The great thing about this setup is that you can easily find podcast episodes relevant to a specific topic or question using semantic search in Notion. You don't have to rely on metadata or manually assigned tags.
It just blows my mind how this information processing workflow requires basically no effort. By double-tapping my left AirPod whenever I come across an interesting idea, Snipd creates a snip, and the rest of the process is automated, including notetaking, title generation, the integration with Notion. I only ever interact with Notion when performing a semantic search.
Holy Grail: One Database, One Semantic Search Layer
Ideally, all of your media notes should be stored in the same place. When using Notion databases, properties are often utilized for search purposes. While there are other use cases, such as status management, properties are primarily used to enable search based on metadata. Once you have enough content in the document to perform semantic searches, the need for properties diminishes.
Imagine a media database that integrates with various podcast apps, article and blog note platforms, as well as book note platforms.
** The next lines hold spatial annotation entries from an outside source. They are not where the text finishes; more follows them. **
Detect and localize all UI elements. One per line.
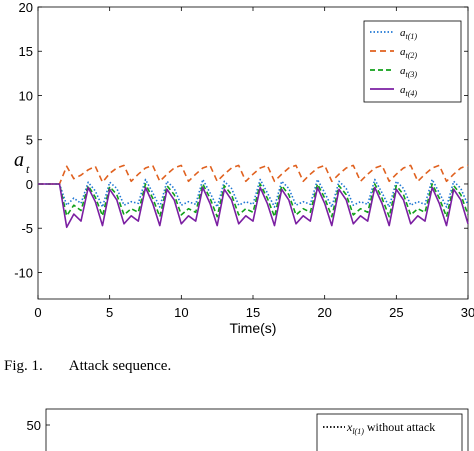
y-tick-label-2: 50 — [27, 418, 41, 433]
y-tick-label: -10 — [14, 265, 33, 280]
series-line-4 — [38, 183, 469, 229]
caption-text: Attack sequence. — [68, 358, 172, 374]
legend-label-1: at(1) — [400, 27, 417, 41]
y-tick-label: 0 — [26, 177, 33, 192]
x-tick-label: 25 — [389, 305, 403, 320]
series-line-1 — [38, 178, 469, 208]
x-tick-label: 0 — [34, 305, 41, 320]
y-axis-ticks: 20 15 10 5 0 -5 -10 — [14, 0, 468, 280]
legend-label-3: at(3) — [400, 65, 417, 79]
series-lines — [38, 164, 469, 229]
legend-label-2: at(2) — [400, 46, 417, 60]
y-tick-label: 10 — [19, 88, 33, 103]
y-axis-label-base: a — [14, 149, 24, 171]
plot-frame-2 — [45, 408, 469, 451]
y-tick-label: 20 — [19, 0, 33, 15]
x-tick-label: 30 — [461, 305, 474, 320]
x-tick-label: 5 — [106, 305, 113, 320]
series-line-3 — [38, 183, 469, 218]
figure-caption: Fig. 1. Attack sequence. — [4, 358, 171, 375]
caption-label: Fig. 1. — [4, 358, 43, 374]
attack-sequence-chart: 20 15 10 5 0 -5 -10 0 5 10 15 20 25 30 a t Time(s) a… — [14, 0, 474, 336]
legend-label-4: at(4) — [400, 84, 417, 98]
x-axis-label: Time(s) — [230, 320, 277, 336]
x-tick-label: 20 — [317, 305, 331, 320]
legend-label-2: xl(1) without attack — [346, 420, 435, 436]
y-axis-label: a t — [14, 149, 30, 176]
next-chart-partial: 50 xl(1) without attack — [27, 408, 469, 451]
y-tick-label: -5 — [21, 221, 33, 236]
y-tick-label: 5 — [26, 133, 33, 148]
y-tick-label: 15 — [19, 44, 33, 59]
x-tick-label: 10 — [174, 305, 188, 320]
x-tick-label: 15 — [246, 305, 260, 320]
y-axis-label-sub: t — [26, 162, 30, 176]
legend-items: at(1) at(2) at(3) at(4) — [370, 27, 417, 98]
legend: at(1) at(2) at(3) at(4) — [363, 20, 462, 103]
legend-box-2 — [316, 413, 463, 451]
series-line-2 — [38, 164, 469, 185]
x-axis-ticks: 0 5 10 15 20 25 30 — [34, 7, 474, 320]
These integrations populate the database with content from different media types, reducing the reliance on metadata. At this point, all you need is a way to search through the relevant information extracted from all media types, regardless of their sources. This simple and effective system for information processing can be achieved by consolidating all notes from different media types into a single database and implementing a semantic search layer.
I plan to explore this approach in the future as I consolidate my notes from different media types into one database and apply a semantic search layer on top of it. This will provide me with the necessary tools to search for relevant information based on my questions or topics of interest. It doesn't matter where the information came from; what matters is that it is present in the document.
Conclusion
In summary, the key steps to optimize information processing in Notion would include:
Centralizing all notes and content from various media types into a single database within Notion.
Implementing a semantic search layer using Notion AI properties to enable efficient searching based on the content itself, rather than relying on extensive metadata.
Continuously refining and testing the semantic search queries to ensure accurate and relevant results.
This design pattern makes information search in Notion more manageable and powerful, thanks to modern AI. I recommend getting the Notion AI subscription so you can implement patterns like this one. It will save you a lot of time and is definitely worth the investment. Semantic search is just one of my many use cases for Notion AI. It has a lot of potential, and I'm excited to explore it further. I hope this helps you be more efficient in searching for information in Notion databases, and let me know how it goes!